The only thing that propelled Marley forward was the need to find her sister. She didn't want to let the opportunity slip by, and she would recognize her sister and her sister's voice under any circumstances, she was positive. Attending this so-called party might be her only opportunity to find Lizzie and drag her inconsiderate butt home.

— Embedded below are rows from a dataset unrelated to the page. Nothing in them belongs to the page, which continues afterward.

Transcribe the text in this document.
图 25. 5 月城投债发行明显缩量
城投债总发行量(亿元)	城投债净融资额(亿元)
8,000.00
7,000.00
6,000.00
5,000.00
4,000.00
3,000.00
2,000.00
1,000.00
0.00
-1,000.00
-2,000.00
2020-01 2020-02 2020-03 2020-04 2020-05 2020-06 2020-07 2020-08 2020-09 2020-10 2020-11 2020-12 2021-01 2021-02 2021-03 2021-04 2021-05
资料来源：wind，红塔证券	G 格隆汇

But what Marley knew about flirtation, seduction, and swinging could fit on the head of a pin—and there would still be room to spare. She knew she was going to have to lie low, hang in the shadows so no one would notice how completely uncomfortable she was baring any flesh from neck to knee.

She sort of figured Damien would spot her. After all, she'd be the only one sweating and whimpering. Or to rephrase that, she'd be the only sweating and whimpering from fear and nerves as opposed to ecstasy. It was expected she'd stand out. She was a first grade teacher with mud brown hair and a stubborn thirty pounds that refused to disappear no matter how many carbs she cut. She had nary a tattoo anywhere, and sensible sandals. It wasn't going to be easy.

What she didn't expect was that Damien would be on to her less than five minutes after she walked in the door.

Parking the car down the drive, she had gone up the steps of the big house, simple black mask on, and had stopped to compose herself. There were twenty cars already parked out front, and she could hear voices, music coming from the house. She wasn't sure she could do this. Her heart was racing and she had perspiration in icky places.

"Going in?" a voice asked from behind.

Marley turned around, both terrified and relieved. "I was thinking about it," she said to the man who was bounding up the steps in his cheesy pirate outfit.

There were no lights on the porch, and only two torches illuminating the impromptu parking lot, so she could only see the man's outline, his white shirt, his eye patch. He was on the short side, thin, very unthreatening in appearance. He moved until he was standing next to her and she could see him smiling in reassurance.

"Your first time?"

"Yes."

"Come on. You can go in with me." He opened the front door, and with a hand lightly on the small of her back, he urged her forward. "Remember, only do what you want to do. But it's about having fun, so what you want, take as much as you can handle."

Marley's brain was too terrified to fully understand even what he was saying. She just nodded and walked into the house, pausing in the foyer and taking in her surroundings. The house was lit by candlelight, and the flames danced on the faded wallpaper, over the worn Aubusson carpets, and softened the tears in the blue fabric of a pair of Louis XIV chairs sitting silently on either side of a French occasional table. The smell was a mix of the old musty, stale air, and the newer scents of candles burning and a vase full of flowers. The latter struggled to freshen the house, which the pervasive odor of rot still clung to.

There was a lack of symmetry to the rooms on either side of the foyer, their doorways not aligned, as if each salon was declaring she was elegant all on her own, and chose not to mirror the other. Well worn, but well preserved, proud and slightly haughty—just like its owner—the Creole mansion fascinated Marley.